New York City, N.Y., Oct 29, 2010 / 04:03 am
After National Public Radio fired commentator Juan Williams on Oct. 20, for saying on a television program that he felt unnerved by Muslims on airplanes, a number of persistent questions resurfaced about public discourse in a post-9/11 world, and the line between civility and censorship.
Bill Donohue, president of the Catholic League, has another question for NPR: Does the network have one standard for discussing Muslims, and another for talking about Catholics? He believes it does - but NPR has stood by its record, saying that Donohue's examples don't add up.

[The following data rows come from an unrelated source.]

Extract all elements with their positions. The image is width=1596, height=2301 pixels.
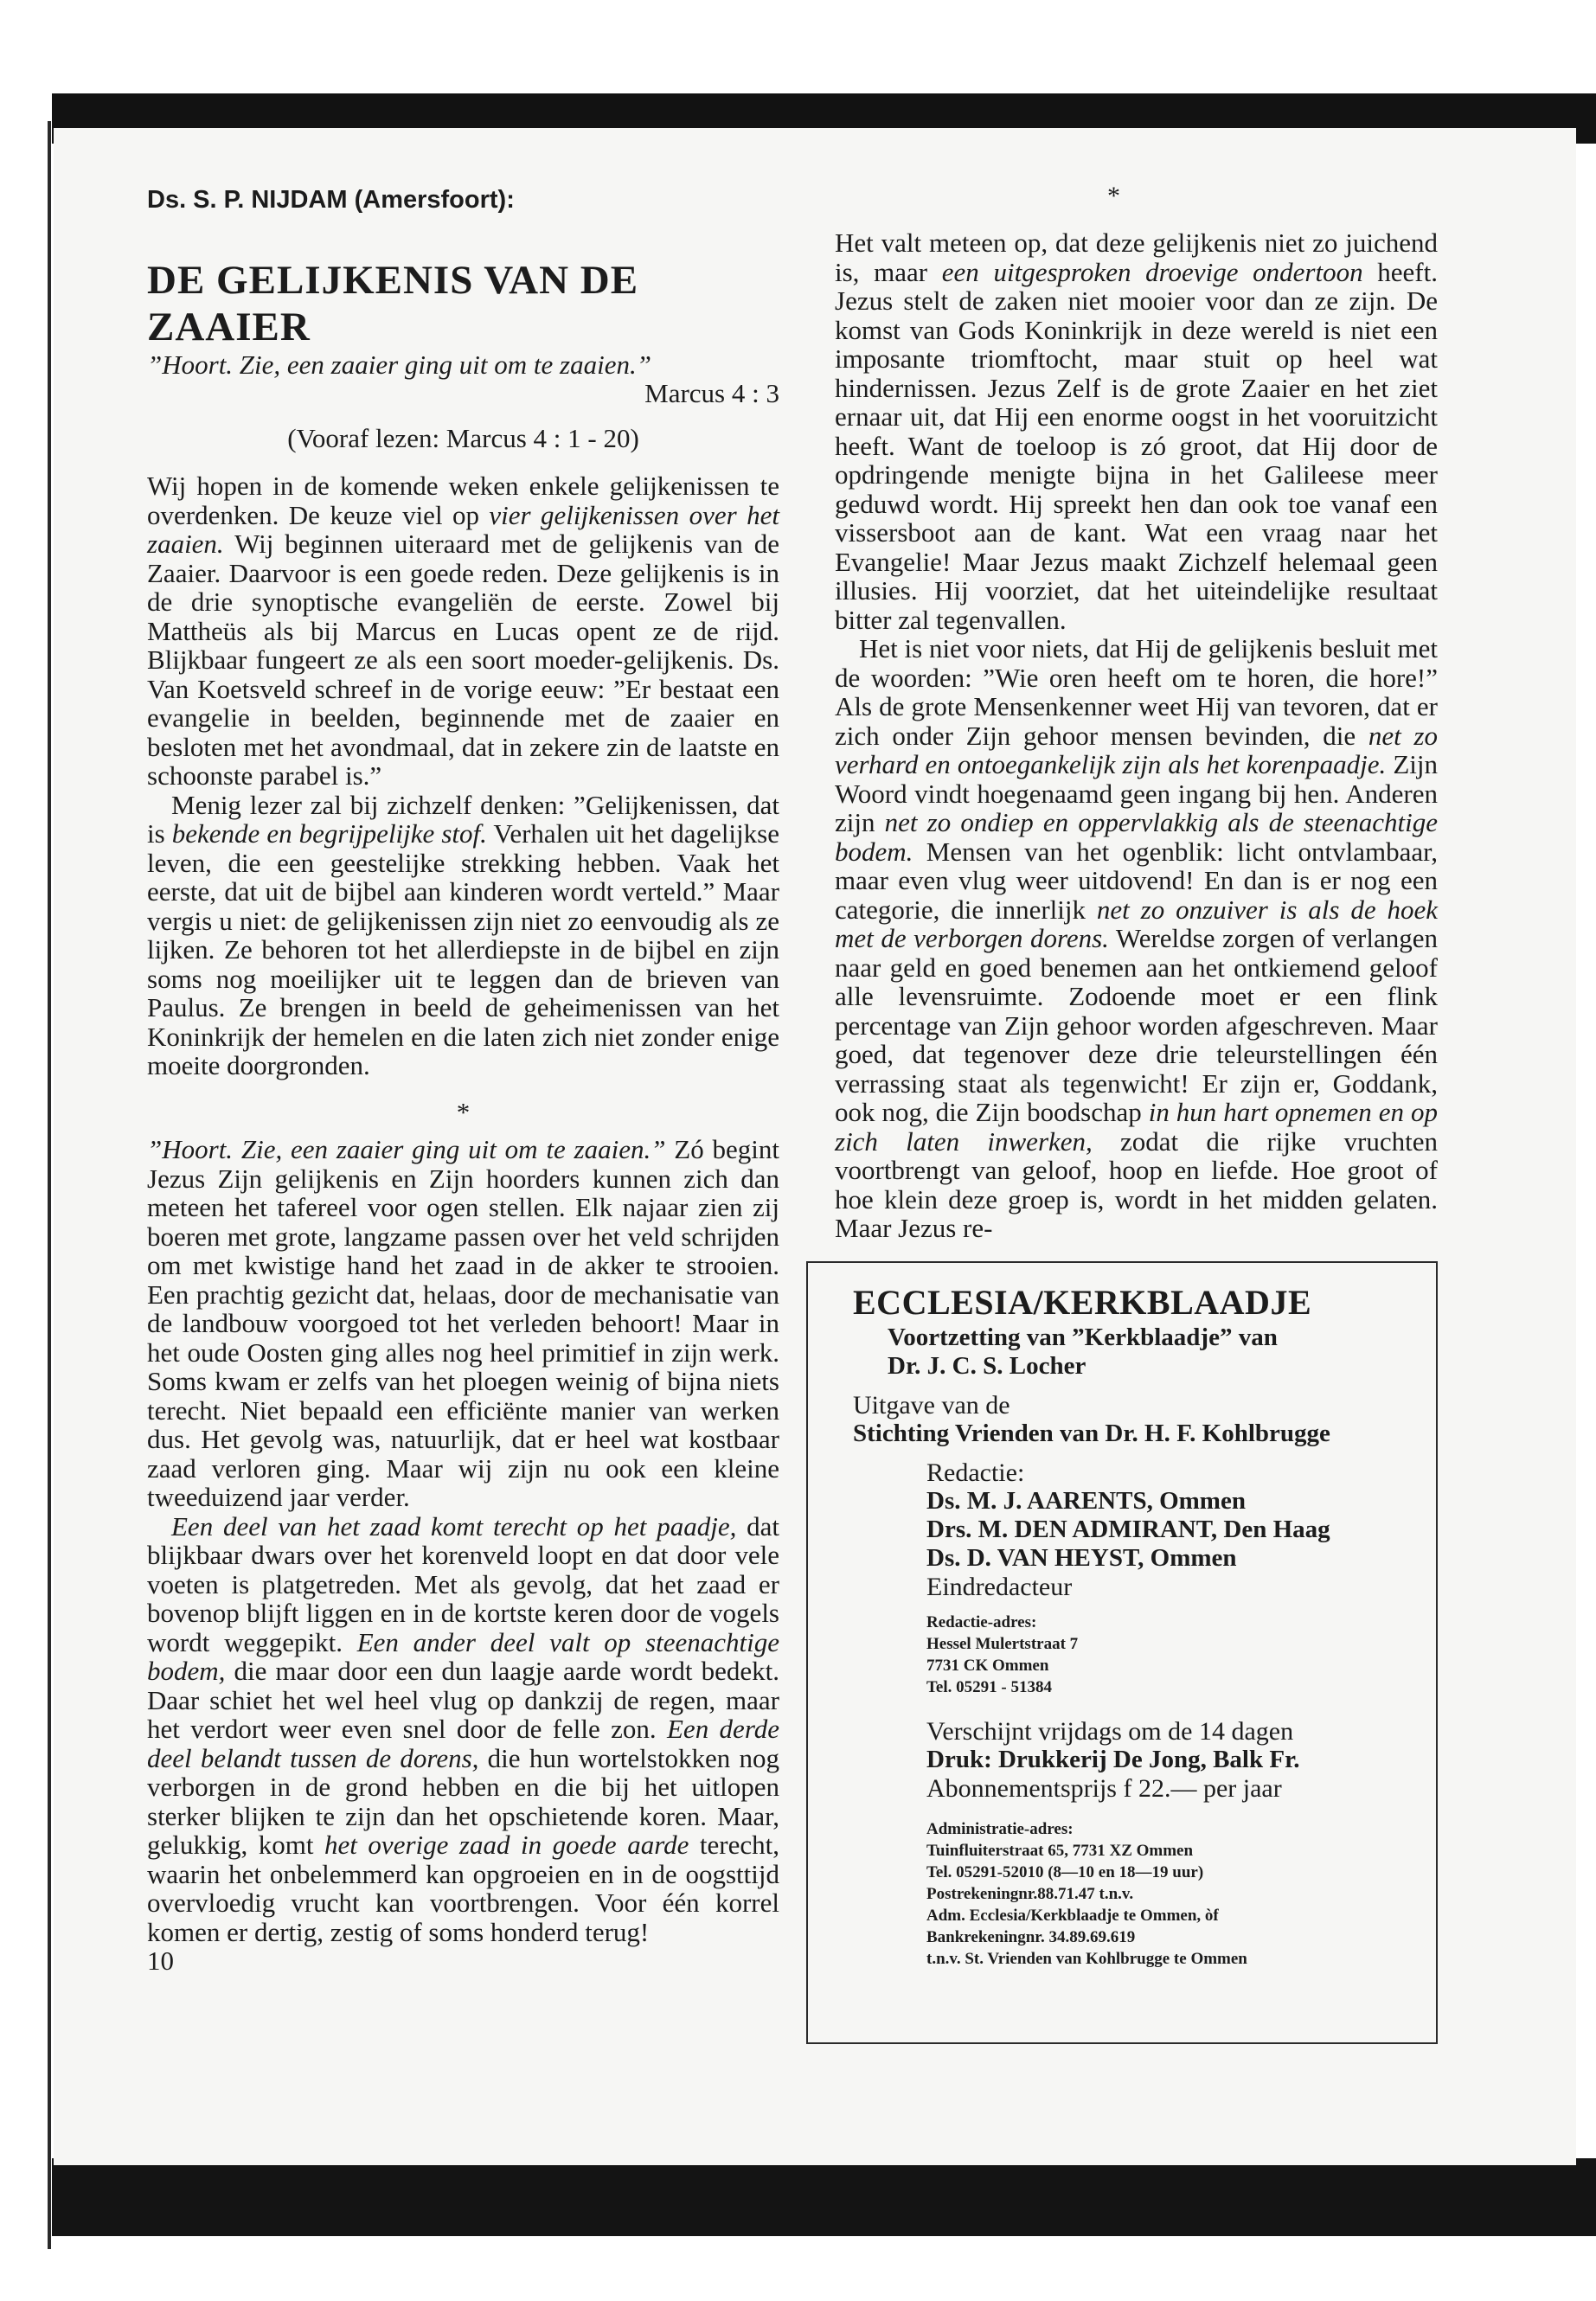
editorial-address bbox=[853, 1612, 1391, 1698]
subscription-price: Abonnementsprijs f 22.— per jaar bbox=[926, 1774, 1282, 1803]
article-right-column bbox=[835, 192, 1438, 1243]
epigraph-reference: Marcus 4 : 3 bbox=[644, 378, 779, 408]
editorial-address-line: Tel. 05291 - 51384 bbox=[926, 1678, 1052, 1696]
section-separator: * bbox=[456, 1096, 471, 1127]
admin-address-line: Adm. Ecclesia/Kerkblaadje te Ommen, òf bbox=[926, 1907, 1219, 1925]
publisher-line-2: Stichting Vrienden van Dr. H. F. Kohlbrugge bbox=[853, 1420, 1330, 1447]
publisher-line-1: Uitgave van de bbox=[853, 1391, 1010, 1420]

On Oct. 26, Donohue jumped into the debate over Williams' firing, wondering why “no one has been terminated by NPR” for what he called “anti-Catholic fare.” He cited a local affiliate's program that mocked the Eucharist, a nationally aired performance of Tom Lehrer's “Vatican Rag” (also satirizing the sacrament), and discussions of whether “too many Catholics” were on the Supreme Court.
“As I've documented, there are many instances where National Public Radio has acted in the most offensive way to Roman Catholics,” Donohue told CNA. Those instances, he alleged, were much worse than what Williams had been fired for saying about Muslims. Donohue called the remark “fairly innocuous,” saying it had “probably been made by so many Americans over a cup of coffee.”